Le mari de Lioudmila était officier parachutiste et a été tué en mars 2022. Elle pourrait en vouloir au pouvoir mais ce n'est pas le cas : "Mon mari est ma fierté. Il a accompli un acte héroïque. Tout se passe comme il se doit. Cette victoire sera à nous. Je n'ai pas de doute sur le fait que nous combattons le fascisme. Je veux dire, je sais pourquoi et ce à quoi tout cela sert. Nous sommes fiers de notre armée."

"Nous sommes fiers de notre pays et nous sommes fiers de notre président."

Lioudmila, veuve d'un soldat russe mort en Ukraine

à franceinfo

Évidemment, on peut se demander comment on peut tenir de tels propos lorsque l'on a perdu son mari. Lev Goudkov, qui est le directeur scientifique de l'institut Levada, insiste sur le contexte russe : "Il faut comprendre les conditions dans lesquelles s'effectue la couverture de cette guerre. La censure est totale. Il y a 270 des médias les plus populaires qui ont été bloqués. Même s'il existe des possibilités d'information alternatives, la grande masse des gens n'en veut pas. Ça les maintient dans un état psychologique confortable : 'Je ne sais rien, ne me dites pas de choses désagréables.' On peut dire en effet que c'est une protection."
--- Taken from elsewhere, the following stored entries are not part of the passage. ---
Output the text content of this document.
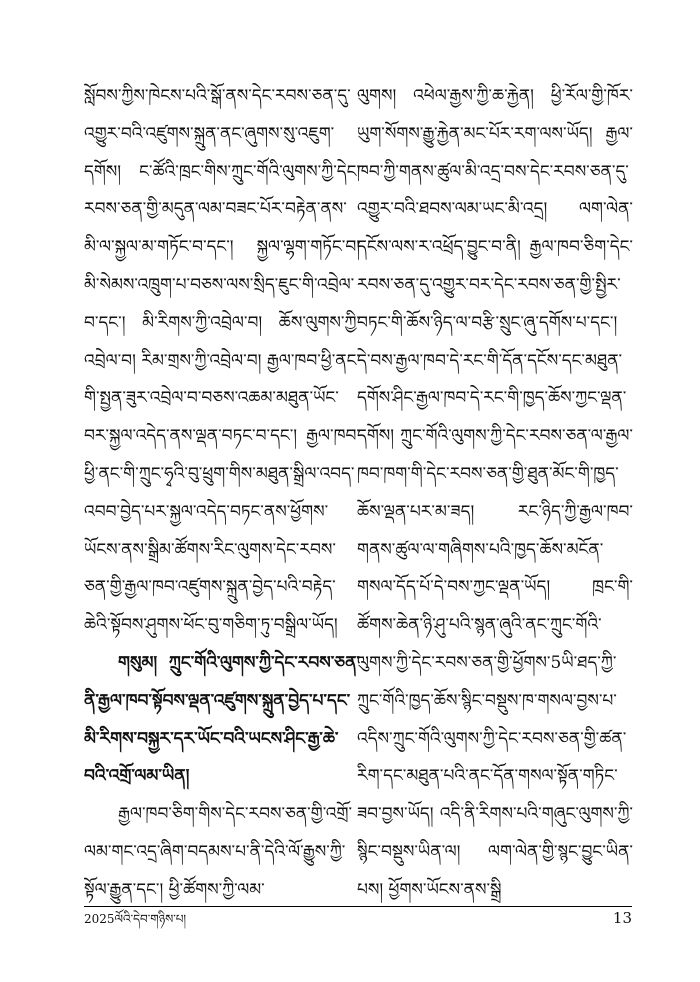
སློབས་ཀྱིས་ཁེངས་པའི་སྒོ་ནས་དེང་རབས་ཅན་དུ་འགྱུར་བའི་འཛུགས་སྐྲུན་ནང་ཞུགས་སུ་འཇུག་དགོས། ང་ཚོའི་ཁྲང་གིས་ཀྲུང་གོའི་ལུགས་ཀྱི་དེང་རབས་ཅན་གྱི་མདུན་ལམ་བཟང་པོར་བརྟེན་ནས་མི་ལ་སྐྱལ་མ་གཏོང་བ་དང་། སྐྱལ་ལྷག་གཏོང་བ། མི་སེམས་འཁྲུག་པ་བཅས་ལས་སྲིད་ཇུང་གི་འབྲེལ་བ་དང་། མི་རིགས་ཀྱི་འབྲེལ་བ། ཆོས་ལུགས་ཀྱི་འབྲེལ་བ། རིམ་གྲས་ཀྱི་འབྲེལ་བ། རྒྱལ་ཁབ་ཕྱི་ནང་གི་སྤྱན་ཟུར་འབྲེལ་བ་བཅས་འཆམ་མཐུན་ཡོང་བར་སྐྱལ་འདེད་ནས་ལྡན་བཏང་བ་དང་། རྒྱལ་ཁབ་ཕྱི་ནང་གི་ཀྲུང་ཧྭའི་བུ་ཕྲུག་གིས་མཐུན་སྒྲིལ་འབད་འབབ་བྱེད་པར་སྐྱལ་འདེད་བཏང་ནས་ཕྱོགས་ཡོངས་ནས་སྒྲིམ་ཚོགས་རིང་ལུགས་དེང་རབས་ཅན་གྱི་རྒྱལ་ཁབ་འཛུགས་སྐྲུན་བྱེད་པའི་བརྟེད་ཆེའི་སྟོབས་ཤུགས་ཕོང་བུ་གཅིག་ཏུ་བསྒྲིལ་ཡོད།

གསུམ། ཀྲུང་གོའི་ལུགས་ཀྱི་དེང་རབས་ཅན་ནི་རྒྱལ་ཁབ་སྟོབས་ལྡན་འཛུགས་སྐྲུན་བྱེད་པ་དང་མི་རིགས་བསྐྱར་དར་ཡོང་བའི་ཡངས་ཤིང་རྒྱ་ཆེ་བའི་འགྲོ་ལམ་ཡིན།

རྒྱལ་ཁབ་ཅིག་གིས་དེང་རབས་ཅན་གྱི་འགྲོ་ལམ་གང་འདྲ་ཞིག་བདམས་པ་ནི་དེའི་ལོ་རྒྱུས་ཀྱི་སྟོལ་རྒྱུན་དང་། ཕྱི་ཚོགས་ཀྱི་ལམ་

ལུགས། འཕེལ་རྒྱས་ཀྱི་ཆ་རྐྱེན། ཕྱི་རོལ་གྱི་ཁོར་ཡུག་སོགས་རྒྱུ་རྐྱེན་མང་པོར་རག་ལས་ཡོད། རྒྱལ་ཁབ་ཀྱི་གནས་ཚུལ་མི་འདྲ་བས་དེང་རབས་ཅན་དུ་འགྱུར་བའི་ཐབས་ལམ་ཡང་མི་འདྲ། ལག་ལེན་དངོས་ལས་ར་འཕྲོད་བྱུང་བ་ནི། རྒྱལ་ཁབ་ཅིག་དེང་རབས་ཅན་དུ་འགྱུར་བར་དེང་རབས་ཅན་གྱི་སྤྱིར་བཏང་གི་ཆོས་ཉིད་ལ་བརྩི་སྲུང་ཞུ་དགོས་པ་དང་། དེ་བས་རྒྱལ་ཁབ་དེ་རང་གི་དོན་དངོས་དང་མཐུན་དགོས་ཤིང་རྒྱལ་ཁབ་དེ་རང་གི་ཁྱད་ཆོས་ཀྱང་ལྡན་དགོས། ཀྲུང་གོའི་ལུགས་ཀྱི་དེང་རབས་ཅན་ལ་རྒྱལ་ཁབ་ཁག་གི་དེང་རབས་ཅན་གྱི་ཐུན་མོང་གི་ཁྱད་ཆོས་ལྡན་པར་མ་ཟད། རང་ཉིད་ཀྱི་རྒྱལ་ཁབ་གནས་ཚུལ་ལ་གཞིགས་པའི་ཁྱད་ཆོས་མངོན་གསལ་དོད་པོ་དེ་བས་ཀྱང་ལྡན་ཡོད། ཁྲང་གི་ཚོགས་ཆེན་ཉི་ཤུ་པའི་སྙན་ཞུའི་ནང་ཀྲུང་གོའི་ལུགས་ཀྱི་དེང་རབས་ཅན་གྱི་ཕྱོགས་5ཡི་ཐད་ཀྱི་ཀྲུང་གོའི་ཁྱད་ཆོས་སྙིང་བསྡུས་ཁ་གསལ་བྱས་པ་འདིས་ཀྲུང་གོའི་ལུགས་ཀྱི་དེང་རབས་ཅན་གྱི་ཚན་རིག་དང་མཐུན་པའི་ནང་དོན་གསལ་སྟོན་གཏིང་ཟབ་བྱས་ཡོད། འདི་ནི་རིགས་པའི་གཞུང་ལུགས་ཀྱི་སྙིང་བསྡུས་ཡིན་ལ། ལག་ལེན་གྱི་སྙང་བྱུང་ཡིན་པས། ཕྱོགས་ཡོངས་ནས་སྒྲི

2025ལོའི་དེབ་གཉིས་པ།	13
Lev Goudkov, sociologue et directeur scientifique de l'Institut Levada. (RADIO FRANCE)

Une absence de résistance ?

Ce sociologue, qui est extrêmement réputé en Russie, explique qu'en fait, il faudrait plutôt parler d'absence de résistance que de soutien. Chez de nombreux Russes, cela se traduit par le fait qu'en réalité ils regardent ailleurs. "Il y a le sentiment que si vous ne lisez pas les nouvelles, alors vous ne voyez pas les missiles ni l'agression, confie Konstantin, un quadragénaire moscovite. Et quand je vois des choses que je suis incapable d'affronter en tant qu'individu, que puis-je faire ? Monter sur les barricades ? Je suppose que je peux le faire, mais je comprends surtout que je risque de ruiner ma vie. Alors je ne sais pas, je vis ma vie."
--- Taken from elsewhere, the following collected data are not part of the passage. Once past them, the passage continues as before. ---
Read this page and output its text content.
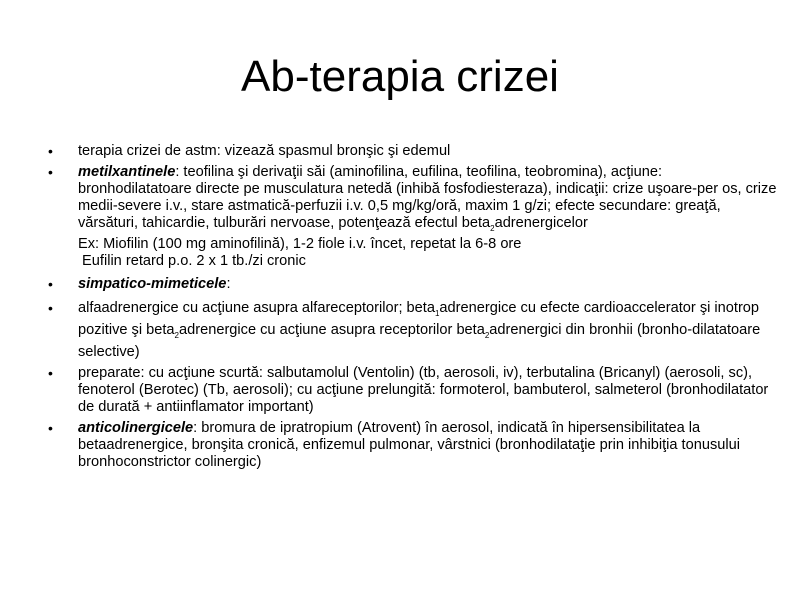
Ab-terapia crizei
•	terapia crizei de astm: vizează spasmul bronşic şi edemul
•	metilxantinele: teofilina şi derivaţii săi (aminofilina, eufilina, teofilina, teobromina), acţiune: bronhodilatatoare directe pe musculatura netedă (inhibă fosfodiesteraza), indicaţii: crize uşoare-per os, crize medii-severe i.v., stare astmatică-perfuzii i.v. 0,5 mg/kg/oră, maxim 1 g/zi; efecte secundare: greaţă, vărsături, tahicardie, tulburări nervoase, potenţează efectul beta$_2$adrenergicelor
Ex: Miofilin (100 mg aminofilină), 1-2 fiole i.v. încet, repetat la 6-8 ore
Eufilin retard p.o. 2 x 1 tb./zi cronic
•	simpatico-mimeticele:
•	alfaadrenergice cu acţiune asupra alfareceptorilor; beta$_1$adrenergice cu efecte cardioaccelerator şi inotrop pozitive şi beta$_2$adrenergice cu acţiune asupra receptorilor beta$_2$adrenergici din bronhii (bronho-dilatatoare selective)
•	preparate: cu acţiune scurtă: salbutamolul (Ventolin) (tb, aerosoli, iv), terbutalina (Bricanyl) (aerosoli, sc), fenoterol (Berotec) (Tb, aerosoli); cu acţiune prelungită: formoterol, bambuterol, salmeterol (bronhodilatator de durată + antiinflamator important)
•	anticolinergicele: bromura de ipratropium (Atrovent) în aerosol, indicată în hipersensibilitatea la betaadrenergice, bronşita cronică, enfizemul pulmonar, vârstnici (bronhodilataţie prin inhibiţia tonusului bronhoconstrictor colinergic)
Il faut rappeler qu'exprimer son opposition à la guerre peut vous valoir d'aller en prison. Et malgré tout, dans les sondages de Levada, on voit quand même qu'il y a par exemple une vraie fracture générationnelle. Chez les jeunes, ils sont près de 35 % à s'exprimer contre la guerre, ce qui pose des problèmes dans beaucoup de familles. "Il y a eu un moment difficile avec ma mère parce qu'elle croit que le gouvernement a fait ce qu'il fallait et qu'on est en guerre avec les Américains, raconte Katia, une jeune agricultrice qui habite à 200 kilomètres de Moscou. Je ne sais pas si ce sont des pensées inspirées par la propagande ou si ce sont de véritables réflexions personnelles."

"Bien sûr, on ne peut pas argumenter de façon constructive et calme et entendre son point de vue. C'est pourquoi nous n'en parlons pas. "

Katia, jeune agricultrice russe

à franceinfo

Ce que dit Katia permet de comprendre aussi comment s'opère ce soutien au pouvoir. Sa mère, dit-elle, croit que le pays est en guerre contre les Américains. C'est exactement l'inflexion qu'a pris le discours du pouvoir ces derniers temps.

L'idée d'une Russie assiégée

On ne parle plus de "dénazification" ou de "libération du Donbass". Le soutien au pouvoir se cristallise autour de l'idée d'une Russie assiégée. "La Russie est désormais bordée sur toutes ses frontières par des États inamicaux, argumente Svetlana, une retraitée de la banlieue de Moscou. Nous devrions écouter Poutine. Il a dit que si la fourniture d'armement, notamment de missiles à longue portée, se poursuit, les frontières de l'opération spéciale s'étendront. Qu'est-ce que cela signifie ? Que la Troisième Guerre mondiale pourrait commencer ?"

"Je n'ai pas peur de la guerre. S'il y a une guerre, le peuple russe ira à la guerre pour défendre sa patrie, c'est certain."

Svetlana, une retraitée russe

à franceinfo

Un discours qui peut sembler assez terrifiant, mais qu'on entend à peu près tous les soirs en ce moment à la télévision russe.